The Intersection of Hope and Fear

Daniel's baptism was the perfect exclamation point for the sermon this morning!  As Daniel stood in the baptistry with his arm extended to heaven, I was reminded of Jesus' baptism, his prayer, the dove, and the proclamation, "This is my son".  Baptism places us in solidarity with Jesus and everyone who has ever followed him.  It is an awesome expression of faith as we put aside our puny efforts at making life work and surrender to the one who promises to partner with us to move mountains. 

I think I said something in the sermon about hope and fear being emotions.  Upon reflection I would reclassify them as beliefs.  Both are very real (and inescapable by the way).  Both have the power to control our lives in ways that can be good and bad.  When dreams fail and fear takes hold of a person bad things are almost always the result.  The solution, Jesus said, is to put our faith in God. 

May God teach us how to hope again and may God keep us from obeying our fears.  Baptism is a perfect picture of this: we die to old life (the old dreams) and accept Jesus' resurrection life.  We pledge our lives to follow him come what may.  May we follow him all the way to the cross, trusting God for resurrection.  As the old song says, "Through many dangers, toils and snares, I have already come.  His grace has brought me safe thus far; and grace will lead me home."  Amen.  Come, Lord Jesus!

1 comment:

Unknown said...

The mood yesterday during worship was electric! Overall, it was just an awesome service and you’re totally right, having Daniel's baptism at the end wrapped things up beautifully.

I’m trekking through a new book called, “Ruthless Trust,” by Brennan Manning. The author expresses that real trust is developed through joy, pain, ecstasy, and tragedy. The baptism yesterday perfectly fits as our radical transformation within a Christ centered life.

I loved Mark O’Rear’s words to his soon-to-be son-in-law, that even though we accept Christ into our hearts, there will still always be struggle, but there will also always be God (in more words or less!).
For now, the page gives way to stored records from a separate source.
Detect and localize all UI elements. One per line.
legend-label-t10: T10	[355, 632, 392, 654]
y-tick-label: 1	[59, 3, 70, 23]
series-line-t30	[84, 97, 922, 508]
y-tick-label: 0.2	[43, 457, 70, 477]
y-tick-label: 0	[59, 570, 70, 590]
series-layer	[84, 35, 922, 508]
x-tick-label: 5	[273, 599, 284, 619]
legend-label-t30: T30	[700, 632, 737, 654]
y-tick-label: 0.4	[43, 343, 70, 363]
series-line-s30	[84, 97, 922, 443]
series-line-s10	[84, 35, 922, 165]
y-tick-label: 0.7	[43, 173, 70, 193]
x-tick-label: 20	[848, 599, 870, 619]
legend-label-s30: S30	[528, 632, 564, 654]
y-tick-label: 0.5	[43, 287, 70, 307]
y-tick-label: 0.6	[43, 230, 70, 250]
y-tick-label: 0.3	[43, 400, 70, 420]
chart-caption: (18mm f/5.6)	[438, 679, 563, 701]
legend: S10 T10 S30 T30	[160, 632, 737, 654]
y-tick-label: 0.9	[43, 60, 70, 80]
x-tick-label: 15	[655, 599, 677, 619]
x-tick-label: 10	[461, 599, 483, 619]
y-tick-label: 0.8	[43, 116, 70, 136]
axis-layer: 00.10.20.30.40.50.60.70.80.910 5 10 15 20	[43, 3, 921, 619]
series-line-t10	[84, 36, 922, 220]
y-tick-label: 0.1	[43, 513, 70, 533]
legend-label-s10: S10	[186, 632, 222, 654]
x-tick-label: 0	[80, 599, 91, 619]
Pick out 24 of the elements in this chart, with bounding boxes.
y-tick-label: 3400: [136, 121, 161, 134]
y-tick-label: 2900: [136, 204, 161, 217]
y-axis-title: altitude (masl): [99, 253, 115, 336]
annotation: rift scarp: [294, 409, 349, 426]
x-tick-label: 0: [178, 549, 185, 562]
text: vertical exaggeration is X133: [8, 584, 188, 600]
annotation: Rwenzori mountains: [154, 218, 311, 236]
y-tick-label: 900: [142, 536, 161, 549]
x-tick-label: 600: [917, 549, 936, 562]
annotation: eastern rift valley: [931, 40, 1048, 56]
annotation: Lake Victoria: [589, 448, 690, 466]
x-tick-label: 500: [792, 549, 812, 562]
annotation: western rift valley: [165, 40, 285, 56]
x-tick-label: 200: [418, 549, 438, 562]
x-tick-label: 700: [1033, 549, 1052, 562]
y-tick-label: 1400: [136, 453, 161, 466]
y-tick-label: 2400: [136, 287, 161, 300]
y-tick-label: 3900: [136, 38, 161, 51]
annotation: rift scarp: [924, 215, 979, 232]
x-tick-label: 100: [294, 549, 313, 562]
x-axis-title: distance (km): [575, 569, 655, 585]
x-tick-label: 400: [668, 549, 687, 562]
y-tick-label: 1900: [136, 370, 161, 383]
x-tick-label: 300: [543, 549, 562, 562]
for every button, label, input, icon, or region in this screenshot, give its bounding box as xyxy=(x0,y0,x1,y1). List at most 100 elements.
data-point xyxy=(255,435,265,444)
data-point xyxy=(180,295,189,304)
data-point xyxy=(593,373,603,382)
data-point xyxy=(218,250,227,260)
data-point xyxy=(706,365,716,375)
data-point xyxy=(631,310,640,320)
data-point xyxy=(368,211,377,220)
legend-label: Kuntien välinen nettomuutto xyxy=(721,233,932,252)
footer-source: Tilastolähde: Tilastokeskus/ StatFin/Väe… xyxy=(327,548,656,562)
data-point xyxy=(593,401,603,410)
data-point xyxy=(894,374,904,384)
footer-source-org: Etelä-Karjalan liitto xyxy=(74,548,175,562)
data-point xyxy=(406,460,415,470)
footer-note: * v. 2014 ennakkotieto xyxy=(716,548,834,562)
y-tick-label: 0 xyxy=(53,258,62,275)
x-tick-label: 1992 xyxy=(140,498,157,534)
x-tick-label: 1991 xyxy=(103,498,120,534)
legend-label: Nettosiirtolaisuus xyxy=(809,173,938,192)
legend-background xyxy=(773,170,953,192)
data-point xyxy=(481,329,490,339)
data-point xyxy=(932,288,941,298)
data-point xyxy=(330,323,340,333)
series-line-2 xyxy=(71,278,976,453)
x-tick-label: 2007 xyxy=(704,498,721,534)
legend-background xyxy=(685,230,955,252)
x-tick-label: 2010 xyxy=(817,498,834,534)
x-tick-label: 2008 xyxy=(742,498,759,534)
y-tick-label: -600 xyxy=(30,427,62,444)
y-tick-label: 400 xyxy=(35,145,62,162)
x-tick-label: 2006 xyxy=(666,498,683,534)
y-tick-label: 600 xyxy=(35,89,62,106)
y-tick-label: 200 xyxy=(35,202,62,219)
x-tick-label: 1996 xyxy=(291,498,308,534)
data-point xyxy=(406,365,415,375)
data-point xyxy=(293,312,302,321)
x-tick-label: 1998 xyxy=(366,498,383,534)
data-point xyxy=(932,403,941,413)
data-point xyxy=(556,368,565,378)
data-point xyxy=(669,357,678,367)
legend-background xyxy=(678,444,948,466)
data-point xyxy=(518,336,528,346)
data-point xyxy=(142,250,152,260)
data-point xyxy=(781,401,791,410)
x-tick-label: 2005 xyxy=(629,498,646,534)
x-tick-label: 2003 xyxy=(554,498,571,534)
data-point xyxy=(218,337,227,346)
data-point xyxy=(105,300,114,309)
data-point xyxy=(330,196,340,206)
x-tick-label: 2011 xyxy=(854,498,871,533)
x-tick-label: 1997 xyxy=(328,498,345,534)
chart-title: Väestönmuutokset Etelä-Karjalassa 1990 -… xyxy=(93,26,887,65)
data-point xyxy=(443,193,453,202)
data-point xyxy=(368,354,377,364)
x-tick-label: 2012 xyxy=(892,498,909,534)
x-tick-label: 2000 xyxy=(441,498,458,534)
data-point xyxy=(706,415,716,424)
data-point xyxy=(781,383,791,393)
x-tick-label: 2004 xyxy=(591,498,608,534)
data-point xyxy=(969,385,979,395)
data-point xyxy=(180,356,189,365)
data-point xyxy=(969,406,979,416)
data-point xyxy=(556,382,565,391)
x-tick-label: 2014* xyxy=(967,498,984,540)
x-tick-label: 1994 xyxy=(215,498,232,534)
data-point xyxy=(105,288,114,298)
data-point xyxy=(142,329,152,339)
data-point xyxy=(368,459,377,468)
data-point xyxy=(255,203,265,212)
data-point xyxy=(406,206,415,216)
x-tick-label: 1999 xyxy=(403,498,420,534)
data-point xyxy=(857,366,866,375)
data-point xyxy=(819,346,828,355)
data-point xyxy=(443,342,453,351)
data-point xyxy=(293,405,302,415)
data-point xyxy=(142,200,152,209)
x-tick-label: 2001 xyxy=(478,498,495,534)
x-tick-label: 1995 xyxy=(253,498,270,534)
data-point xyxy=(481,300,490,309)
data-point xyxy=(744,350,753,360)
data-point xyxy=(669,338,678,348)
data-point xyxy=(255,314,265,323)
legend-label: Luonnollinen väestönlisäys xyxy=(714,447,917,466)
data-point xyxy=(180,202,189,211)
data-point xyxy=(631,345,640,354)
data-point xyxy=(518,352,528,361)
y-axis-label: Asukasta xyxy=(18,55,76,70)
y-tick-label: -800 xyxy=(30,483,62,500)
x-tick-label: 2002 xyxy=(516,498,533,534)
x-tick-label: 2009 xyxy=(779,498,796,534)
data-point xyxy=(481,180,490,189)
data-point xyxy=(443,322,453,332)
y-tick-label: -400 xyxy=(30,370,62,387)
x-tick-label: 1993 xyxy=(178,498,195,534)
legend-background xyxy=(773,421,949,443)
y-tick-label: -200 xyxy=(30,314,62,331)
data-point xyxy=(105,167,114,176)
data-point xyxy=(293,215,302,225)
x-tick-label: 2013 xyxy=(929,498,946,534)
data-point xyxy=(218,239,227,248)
I’m enjoying your “Through the Eyes of Mark,” series, and am finding it completely enriching. If you’ll permit me I just want to take a moment and thank you for being a thought-provoking mentor! Your sermons are encouraging and our foundation classes are leading our spiritual lives towards a better understanding of Gods faithfulness and how we can further worship the One who first loved us.